Implementing the 'next' function uses a sproc running in a serializable transaction that pops the 'next' eligible source off the list and marks it as 'in progress' within the transaction. This is a 'table as queue' problem, but you don't have to implement synchronised inserts - a whole batch can be pushed into the table at the start of the run.
Structure the individual extract process so that it tries once or twice again if the first attempt fails. This will mitigate a lot of failures caused by transient errors. Fail the task if it fails twice, and structure the ETL so it is resilient to individual extraction failures.
Incremental loads
An incremental loader is probably not worth bothering for dimension tables unless you have a really big dimension that shows real performance issues. For the fact table data sources it probably is worth it.
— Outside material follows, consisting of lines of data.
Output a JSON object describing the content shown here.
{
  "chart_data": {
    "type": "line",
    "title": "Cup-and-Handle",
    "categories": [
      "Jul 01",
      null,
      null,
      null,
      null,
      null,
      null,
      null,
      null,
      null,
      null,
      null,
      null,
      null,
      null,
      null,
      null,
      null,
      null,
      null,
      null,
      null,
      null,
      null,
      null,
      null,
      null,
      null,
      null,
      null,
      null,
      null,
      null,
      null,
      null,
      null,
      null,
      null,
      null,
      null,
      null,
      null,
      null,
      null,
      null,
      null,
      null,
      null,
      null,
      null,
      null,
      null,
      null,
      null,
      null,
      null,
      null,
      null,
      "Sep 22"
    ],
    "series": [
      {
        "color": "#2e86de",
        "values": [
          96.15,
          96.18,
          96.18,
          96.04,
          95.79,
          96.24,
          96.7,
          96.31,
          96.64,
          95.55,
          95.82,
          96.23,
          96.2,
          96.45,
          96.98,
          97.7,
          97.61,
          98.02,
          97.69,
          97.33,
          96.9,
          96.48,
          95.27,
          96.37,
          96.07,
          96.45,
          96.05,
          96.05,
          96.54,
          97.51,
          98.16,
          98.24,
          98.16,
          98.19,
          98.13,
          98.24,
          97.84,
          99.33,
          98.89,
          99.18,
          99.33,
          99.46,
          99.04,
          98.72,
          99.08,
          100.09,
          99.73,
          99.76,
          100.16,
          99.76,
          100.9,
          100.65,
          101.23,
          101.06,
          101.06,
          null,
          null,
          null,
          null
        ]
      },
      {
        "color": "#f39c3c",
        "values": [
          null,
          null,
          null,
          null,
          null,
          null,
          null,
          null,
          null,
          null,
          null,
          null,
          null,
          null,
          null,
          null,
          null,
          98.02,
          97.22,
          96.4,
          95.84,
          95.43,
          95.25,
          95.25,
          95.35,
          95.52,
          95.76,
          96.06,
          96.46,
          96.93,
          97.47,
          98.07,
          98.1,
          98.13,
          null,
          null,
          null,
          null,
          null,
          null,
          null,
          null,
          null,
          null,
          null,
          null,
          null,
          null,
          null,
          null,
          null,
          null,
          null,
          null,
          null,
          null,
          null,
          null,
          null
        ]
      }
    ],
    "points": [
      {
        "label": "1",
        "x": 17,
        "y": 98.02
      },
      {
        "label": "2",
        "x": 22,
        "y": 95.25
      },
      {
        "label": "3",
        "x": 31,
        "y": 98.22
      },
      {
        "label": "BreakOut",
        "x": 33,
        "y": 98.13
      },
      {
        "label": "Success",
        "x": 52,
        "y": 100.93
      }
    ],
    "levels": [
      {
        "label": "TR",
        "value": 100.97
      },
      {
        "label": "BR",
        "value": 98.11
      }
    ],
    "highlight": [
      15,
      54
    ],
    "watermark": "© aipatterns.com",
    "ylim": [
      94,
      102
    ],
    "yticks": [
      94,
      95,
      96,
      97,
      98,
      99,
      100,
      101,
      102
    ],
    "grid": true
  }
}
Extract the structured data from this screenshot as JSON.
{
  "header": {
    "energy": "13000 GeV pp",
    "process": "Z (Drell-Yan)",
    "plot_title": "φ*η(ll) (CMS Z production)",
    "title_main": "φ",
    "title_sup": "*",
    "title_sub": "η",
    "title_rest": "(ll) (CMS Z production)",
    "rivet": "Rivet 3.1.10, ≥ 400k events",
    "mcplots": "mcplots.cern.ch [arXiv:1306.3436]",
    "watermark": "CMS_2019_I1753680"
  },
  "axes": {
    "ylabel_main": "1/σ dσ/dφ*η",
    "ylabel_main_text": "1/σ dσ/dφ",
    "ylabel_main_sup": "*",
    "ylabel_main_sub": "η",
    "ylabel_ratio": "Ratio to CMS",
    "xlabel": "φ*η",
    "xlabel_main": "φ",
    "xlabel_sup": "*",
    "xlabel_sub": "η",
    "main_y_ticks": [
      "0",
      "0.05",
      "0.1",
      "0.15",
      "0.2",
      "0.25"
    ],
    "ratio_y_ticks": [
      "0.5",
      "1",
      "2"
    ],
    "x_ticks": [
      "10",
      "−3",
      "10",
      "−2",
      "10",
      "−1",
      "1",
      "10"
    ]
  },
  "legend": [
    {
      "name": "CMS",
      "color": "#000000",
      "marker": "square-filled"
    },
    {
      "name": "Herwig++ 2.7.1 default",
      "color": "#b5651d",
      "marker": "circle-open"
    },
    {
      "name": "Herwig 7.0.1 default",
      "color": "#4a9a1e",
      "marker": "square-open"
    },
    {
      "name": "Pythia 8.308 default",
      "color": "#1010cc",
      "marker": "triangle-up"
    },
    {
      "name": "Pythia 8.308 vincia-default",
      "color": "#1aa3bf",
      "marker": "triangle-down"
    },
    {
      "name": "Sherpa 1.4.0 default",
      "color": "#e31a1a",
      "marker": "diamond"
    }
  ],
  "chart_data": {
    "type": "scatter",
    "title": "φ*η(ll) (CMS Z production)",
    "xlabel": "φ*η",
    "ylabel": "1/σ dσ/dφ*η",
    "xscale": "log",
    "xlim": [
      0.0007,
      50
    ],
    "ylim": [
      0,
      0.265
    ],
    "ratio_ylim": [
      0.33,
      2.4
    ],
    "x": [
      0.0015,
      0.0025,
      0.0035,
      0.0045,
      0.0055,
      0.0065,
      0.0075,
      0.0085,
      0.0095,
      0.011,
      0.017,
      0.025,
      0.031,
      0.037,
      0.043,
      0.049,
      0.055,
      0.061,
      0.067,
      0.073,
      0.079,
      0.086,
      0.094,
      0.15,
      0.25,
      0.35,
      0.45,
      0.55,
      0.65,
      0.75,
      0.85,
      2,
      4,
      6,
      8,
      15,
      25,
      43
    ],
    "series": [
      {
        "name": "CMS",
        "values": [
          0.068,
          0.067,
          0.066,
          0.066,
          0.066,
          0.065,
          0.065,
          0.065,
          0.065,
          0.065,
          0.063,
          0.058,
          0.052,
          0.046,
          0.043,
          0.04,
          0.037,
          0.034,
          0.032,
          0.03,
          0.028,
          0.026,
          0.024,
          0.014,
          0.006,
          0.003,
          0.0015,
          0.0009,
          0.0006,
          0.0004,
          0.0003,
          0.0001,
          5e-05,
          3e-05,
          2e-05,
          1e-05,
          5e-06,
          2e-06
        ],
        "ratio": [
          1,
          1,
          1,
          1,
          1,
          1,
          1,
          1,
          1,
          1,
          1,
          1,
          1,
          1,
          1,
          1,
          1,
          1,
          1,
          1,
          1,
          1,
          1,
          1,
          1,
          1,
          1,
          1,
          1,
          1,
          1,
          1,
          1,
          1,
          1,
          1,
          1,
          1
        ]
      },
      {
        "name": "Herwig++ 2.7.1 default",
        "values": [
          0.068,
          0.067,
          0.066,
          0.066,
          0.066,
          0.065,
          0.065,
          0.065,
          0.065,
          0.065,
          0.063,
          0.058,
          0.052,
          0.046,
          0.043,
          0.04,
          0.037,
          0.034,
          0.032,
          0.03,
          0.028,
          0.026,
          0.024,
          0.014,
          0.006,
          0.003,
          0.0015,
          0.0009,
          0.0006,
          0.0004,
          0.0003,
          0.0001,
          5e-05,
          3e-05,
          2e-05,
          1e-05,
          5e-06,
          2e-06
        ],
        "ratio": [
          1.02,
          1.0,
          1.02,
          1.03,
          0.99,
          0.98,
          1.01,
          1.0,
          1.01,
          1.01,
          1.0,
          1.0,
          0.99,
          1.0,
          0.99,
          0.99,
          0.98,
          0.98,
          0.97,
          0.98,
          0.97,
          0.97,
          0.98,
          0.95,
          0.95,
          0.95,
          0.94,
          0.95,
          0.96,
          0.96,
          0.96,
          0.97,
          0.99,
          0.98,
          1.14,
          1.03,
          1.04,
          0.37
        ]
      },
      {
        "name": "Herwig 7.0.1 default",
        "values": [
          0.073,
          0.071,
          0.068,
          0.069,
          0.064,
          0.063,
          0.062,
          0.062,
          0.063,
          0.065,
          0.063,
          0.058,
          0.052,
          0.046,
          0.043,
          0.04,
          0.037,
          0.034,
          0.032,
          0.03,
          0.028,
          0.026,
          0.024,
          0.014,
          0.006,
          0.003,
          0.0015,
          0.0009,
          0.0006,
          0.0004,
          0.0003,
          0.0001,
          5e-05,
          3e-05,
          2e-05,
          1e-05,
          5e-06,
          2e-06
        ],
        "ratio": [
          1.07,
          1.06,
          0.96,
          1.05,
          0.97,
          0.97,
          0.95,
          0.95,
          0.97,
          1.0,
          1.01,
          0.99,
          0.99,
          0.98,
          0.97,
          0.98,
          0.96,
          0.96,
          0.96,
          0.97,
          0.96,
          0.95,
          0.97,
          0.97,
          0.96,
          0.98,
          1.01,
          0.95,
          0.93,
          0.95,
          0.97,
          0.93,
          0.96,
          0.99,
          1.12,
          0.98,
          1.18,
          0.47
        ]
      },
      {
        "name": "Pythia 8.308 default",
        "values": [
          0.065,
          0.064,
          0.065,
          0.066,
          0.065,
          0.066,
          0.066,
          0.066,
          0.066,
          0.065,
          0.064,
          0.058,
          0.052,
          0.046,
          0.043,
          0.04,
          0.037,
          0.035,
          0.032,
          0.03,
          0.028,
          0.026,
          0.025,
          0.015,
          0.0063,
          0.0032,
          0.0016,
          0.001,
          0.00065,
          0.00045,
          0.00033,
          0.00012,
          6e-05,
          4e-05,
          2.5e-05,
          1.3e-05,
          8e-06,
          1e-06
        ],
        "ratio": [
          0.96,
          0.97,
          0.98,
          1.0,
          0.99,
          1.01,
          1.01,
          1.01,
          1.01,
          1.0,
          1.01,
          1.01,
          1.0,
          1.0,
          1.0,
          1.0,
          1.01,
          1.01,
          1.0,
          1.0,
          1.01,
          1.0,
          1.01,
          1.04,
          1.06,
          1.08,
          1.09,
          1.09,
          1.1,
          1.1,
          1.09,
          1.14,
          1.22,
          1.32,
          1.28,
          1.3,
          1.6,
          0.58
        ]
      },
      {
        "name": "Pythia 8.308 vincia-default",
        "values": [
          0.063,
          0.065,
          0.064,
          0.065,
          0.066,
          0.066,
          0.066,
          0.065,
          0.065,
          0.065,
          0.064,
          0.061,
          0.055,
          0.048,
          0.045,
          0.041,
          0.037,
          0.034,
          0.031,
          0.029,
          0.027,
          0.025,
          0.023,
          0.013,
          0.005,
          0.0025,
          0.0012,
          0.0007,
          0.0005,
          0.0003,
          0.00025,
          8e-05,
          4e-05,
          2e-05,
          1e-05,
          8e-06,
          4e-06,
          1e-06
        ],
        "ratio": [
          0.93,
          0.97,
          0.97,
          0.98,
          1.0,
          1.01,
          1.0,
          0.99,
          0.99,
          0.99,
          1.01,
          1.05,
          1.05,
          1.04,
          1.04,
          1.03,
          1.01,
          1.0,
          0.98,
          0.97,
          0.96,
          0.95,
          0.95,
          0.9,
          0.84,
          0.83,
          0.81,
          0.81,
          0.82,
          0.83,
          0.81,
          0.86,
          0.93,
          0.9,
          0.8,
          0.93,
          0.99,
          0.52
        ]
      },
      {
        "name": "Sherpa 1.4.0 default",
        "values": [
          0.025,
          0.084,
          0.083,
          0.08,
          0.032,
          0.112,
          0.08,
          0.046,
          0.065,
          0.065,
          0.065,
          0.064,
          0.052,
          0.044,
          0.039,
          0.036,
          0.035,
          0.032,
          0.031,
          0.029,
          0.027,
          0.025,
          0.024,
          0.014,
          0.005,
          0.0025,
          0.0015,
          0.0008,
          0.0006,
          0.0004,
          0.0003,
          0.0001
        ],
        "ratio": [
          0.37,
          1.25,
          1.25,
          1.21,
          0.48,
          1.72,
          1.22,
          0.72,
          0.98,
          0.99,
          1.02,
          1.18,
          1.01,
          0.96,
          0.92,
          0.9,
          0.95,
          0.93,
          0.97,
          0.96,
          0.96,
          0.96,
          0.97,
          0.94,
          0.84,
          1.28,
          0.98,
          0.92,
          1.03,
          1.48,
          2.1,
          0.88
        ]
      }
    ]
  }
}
If you can add a row version to the application table with a timestamp column or some such, you can pick up stuff that's new. However, you will need to track this locally to record the last timestamp. If there is an insert or update date on the data you may be able to use that instead.
Full Loads
What could possibly go wrong?
200 processes kicking off to do a full load places a load spike on the network and possibly the staging database. This could lead to all sorts of transient issues like timeouts. For small dimension tables it's probably not such a big issue. However for 100GB there are quite a wide variety of issues - WAN saturation, locking (although the right staging architecture will mitigate that), availability of sources. The longer the extract process has to run the bigger influence environmental factors have on the reliability of the process.
There are quite a lot of imponderables here, so YMMV. I'd suggest an incremental load for the larger tables if possible.